Визит Андрея в дом Ростовых для официального сватовства оказался не триумфом, а новым полем боя для попаданца. Граф Ростопчин, действуя через своих агентов и светских сплетниц, успел отравить атмосферу. Графиня Ростова, мать Наташи, была напугана до полусмерти. Ей нашептали, что Андрей — безбожник, алхимик и сатанист, связь с которым погубит не только репутацию Наташи, но и ее душу. Накануне мать устроила дочери истерику: «Этот Андрей тебя в могилу сведет! Говорят, что он сжигает людей в огромных печах на заводе! Я не отдам свою дочь за это исчадие ада! Не зря же его называют Сумрачным Гением!». Потому мать Наташи встретила князя ледяной вежливостью.
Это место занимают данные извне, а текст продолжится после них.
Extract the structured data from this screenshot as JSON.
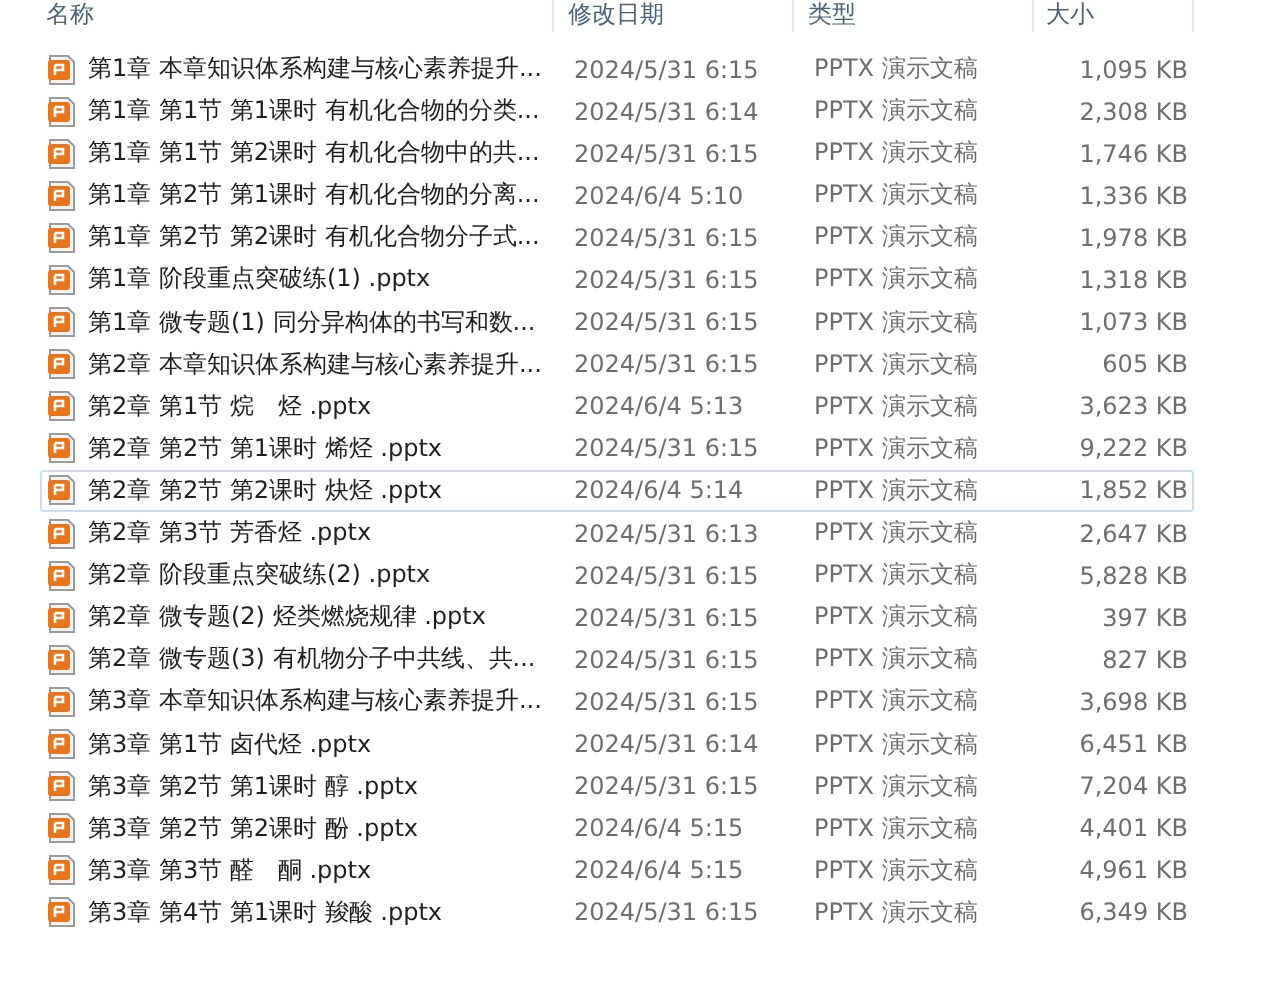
{
  "columns": [
    "名称",
    "修改日期",
    "类型",
    "大小"
  ],
  "rows": [
    {
      "name": "第1章 本章知识体系构建与核心素养提升...",
      "date": "2024/5/31 6:15",
      "type": "PPTX 演示文稿",
      "size": "1,095 KB",
      "focused": false
    },
    {
      "name": "第1章 第1节 第1课时 有机化合物的分类...",
      "date": "2024/5/31 6:14",
      "type": "PPTX 演示文稿",
      "size": "2,308 KB",
      "focused": false
    },
    {
      "name": "第1章 第1节 第2课时 有机化合物中的共...",
      "date": "2024/5/31 6:15",
      "type": "PPTX 演示文稿",
      "size": "1,746 KB",
      "focused": false
    },
    {
      "name": "第1章 第2节 第1课时 有机化合物的分离...",
      "date": "2024/6/4 5:10",
      "type": "PPTX 演示文稿",
      "size": "1,336 KB",
      "focused": false
    },
    {
      "name": "第1章 第2节 第2课时 有机化合物分子式...",
      "date": "2024/5/31 6:15",
      "type": "PPTX 演示文稿",
      "size": "1,978 KB",
      "focused": false
    },
    {
      "name": "第1章 阶段重点突破练(1)  .pptx",
      "date": "2024/5/31 6:15",
      "type": "PPTX 演示文稿",
      "size": "1,318 KB",
      "focused": false
    },
    {
      "name": "第1章 微专题(1) 同分异构体的书写和数...",
      "date": "2024/5/31 6:15",
      "type": "PPTX 演示文稿",
      "size": "1,073 KB",
      "focused": false
    },
    {
      "name": "第2章 本章知识体系构建与核心素养提升...",
      "date": "2024/5/31 6:15",
      "type": "PPTX 演示文稿",
      "size": "605 KB",
      "focused": false
    },
    {
      "name": "第2章 第1节 烷　烃  .pptx",
      "date": "2024/6/4 5:13",
      "type": "PPTX 演示文稿",
      "size": "3,623 KB",
      "focused": false
    },
    {
      "name": "第2章 第2节 第1课时 烯烃  .pptx",
      "date": "2024/5/31 6:15",
      "type": "PPTX 演示文稿",
      "size": "9,222 KB",
      "focused": false
    },
    {
      "name": "第2章 第2节 第2课时 炔烃  .pptx",
      "date": "2024/6/4 5:14",
      "type": "PPTX 演示文稿",
      "size": "1,852 KB",
      "focused": true
    },
    {
      "name": "第2章 第3节 芳香烃  .pptx",
      "date": "2024/5/31 6:13",
      "type": "PPTX 演示文稿",
      "size": "2,647 KB",
      "focused": false
    },
    {
      "name": "第2章 阶段重点突破练(2)  .pptx",
      "date": "2024/5/31 6:15",
      "type": "PPTX 演示文稿",
      "size": "5,828 KB",
      "focused": false
    },
    {
      "name": "第2章 微专题(2) 烃类燃烧规律  .pptx",
      "date": "2024/5/31 6:15",
      "type": "PPTX 演示文稿",
      "size": "397 KB",
      "focused": false
    },
    {
      "name": "第2章 微专题(3) 有机物分子中共线、共...",
      "date": "2024/5/31 6:15",
      "type": "PPTX 演示文稿",
      "size": "827 KB",
      "focused": false
    },
    {
      "name": "第3章 本章知识体系构建与核心素养提升...",
      "date": "2024/5/31 6:15",
      "type": "PPTX 演示文稿",
      "size": "3,698 KB",
      "focused": false
    },
    {
      "name": "第3章 第1节 卤代烃  .pptx",
      "date": "2024/5/31 6:14",
      "type": "PPTX 演示文稿",
      "size": "6,451 KB",
      "focused": false
    },
    {
      "name": "第3章 第2节 第1课时 醇  .pptx",
      "date": "2024/5/31 6:15",
      "type": "PPTX 演示文稿",
      "size": "7,204 KB",
      "focused": false
    },
    {
      "name": "第3章 第2节 第2课时 酚  .pptx",
      "date": "2024/6/4 5:15",
      "type": "PPTX 演示文稿",
      "size": "4,401 KB",
      "focused": false
    },
    {
      "name": "第3章 第3节 醛　酮  .pptx",
      "date": "2024/6/4 5:15",
      "type": "PPTX 演示文稿",
      "size": "4,961 KB",
      "focused": false
    },
    {
      "name": "第3章 第4节 第1课时 羧酸  .pptx",
      "date": "2024/5/31 6:15",
      "type": "PPTX 演示文稿",
      "size": "6,349 KB",
      "focused": false
    }
  ]
}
Но сама Наташа, закаленная предыдущими страданиями, неожиданно проявила невиданную твердость. Впервые в жизни она открыто выступила против матери, бросившись на защиту своей любви.
— Маменька, вы судите о князе Андрее по сплетням его врагов, — сказала она, глядя прямо. — Я же знаю его честь и его боль за Россию. И я разделю его судьбу, какой бы она ни была!
Эта сцена стала переломной. Граф Ростов, видя решимость дочери и чувствуя несправедливость нападок на героя войны, склонился на их сторону. Он дал согласие, хоть и с тяжелым сердцем. Андрей же впервые увидел в Наташе не объект для защиты, а настоящую союзницу, способную сражаться плечом к плечу радом с ним.
Свадьба по желанию Наташи была скромной, но замеченной всеми в свете. Она прошла не в Петербурге, а в родной для Наташи Москве. Это был расчетливый ход: оторвать событие от ядовитой атмосферы столичных салонов и получить поддержку московского дворянства, которое было традиционно в оппозиции к петербургским интриганам.
На церемонии в церкви присутствовали Воронцов и Пьер, а также небольшая группа близких друзей и родственников Ростовых. Император прислал богатые подарки, бриллиантовое колье для Наташи и перстень с большим изумрудом для Андрея, что стало знаком официальной поддержки двора.
Но даже здесь тень врагов настигла их. В момент венчания в церковь попыталась ворваться юродивая, нанятая людьми графа Ростопчина, с криками об «апокалипсисе и браке со Зверем». Однако люди Воронцова, заранее предвидевшие подобный удар, быстро и тихо вывели ее, не дав испортить церемонию. Для Андрея это был лишний знак: покоя не будет никогда.
Никакого свадебного путешествия не было, если не считать поездку в Лысые Горы. Андрей сразу после женитьбы погрузился с головой в свой проект железной дороги между столицами, которую обещал государю. Он взял Наташу с собой на строительство первой ветки. Это шокировало свет: молодая княгиня в простом платье и в сапогах, проводящая дни не в светских салонах, не на балах и выездах ко двору, а среди инженеров и рабочих.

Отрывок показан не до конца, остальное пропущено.